Hal itu membuat banyak orang membully Amanda,
termasuk akun 9gag, dan hal itu membuat Amanda dicemooh di sekolah dan di
lingkungannya.
Tak hanya itu, bully yang dilakukan pada Amanda juga berupa pesan dan komentar seperti salah satunya menyuruhnya untuk mati saja.
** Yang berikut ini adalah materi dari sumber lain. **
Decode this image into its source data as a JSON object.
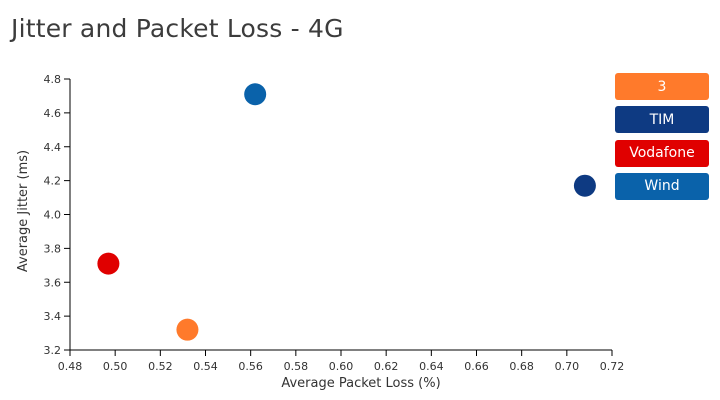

Sebulan sebelum bunuh diri, Amanda mengupload sebuah video di Youtube yg berisi kisah hidupnya yang menyedihkan. Amanda meninggal tanggal 10 Oktober 2012 lalu akibat bunuh diri.
2.
Privasi
Asri Welas Geram Foto Anaknya Dicuri untuk
Penggalangan Dana
Asri Welas baru mengalami
peristiwa kurang menyenangkan. Foto anaknya, Rayyan Gibran Ridharaharja atau
yang akrab disapa Ibran digunakan oleh orang yang tidak bertanggung jawab untuk
melakukan penipuan.
Foto Ibran diunggah
akun Facebook bernama Nur Taibah. Namun, tak hanya foto sang anak, foto Asri
bersama Ibran juga ikut diunggah oleh akun tersebut. Bahkan, si pemilik akun
mengklaim kalau foto Asri merupakan dirinya dan foto Ibran adalah anaknya.
Yang membuat geram,
akun tersebut menggunakan foto Asri dan Ibran untuk penggalangan dana. Padahal,
foto Ibran itu merupakan foto lama saat dirinya akan menjalani operasi mata
beberapa waktu lalu karena penyakit katarak.
Hal ini terungkap saat
Asri mengunggah foto akun Facebook tersebut ke Instagram.
Dengan tegas, Asri
meminta agar pemilik akun tersebut segera menutup akunnya dan tidak melakukan
penipuan.
"Kepada pemilik
account Facebook NUR TAIBAH apa maksud anda menggunakan foto anak saya
@ibran_gibran dan foto saya untuk penggalangan dana untuk anda sendiri yang
sudah tertera di Bank mana minta ditransfer. Apa maksud anda menggunakan foto
anak saya di IG saya, ketika sebelum @ibran_gibran dioperasi dan
mengatasnamakan kalau foto itu adalah anak anda?" Tulis Asri dalam akun
@asri_welas.
Perempuan berusia 39
tahun ini kemudian mengancam bila akun tersebut tidak menghapus foto-foto Ibran
dan menutup akun miliknya, maka Asri akan bertindak tegas dan membawa masalah
ini ke ranah hukum.
3.
Pengenalan Keamanan Informasi
Hacker Surabaya, Kelas Teri yang Bobol 44 Negara?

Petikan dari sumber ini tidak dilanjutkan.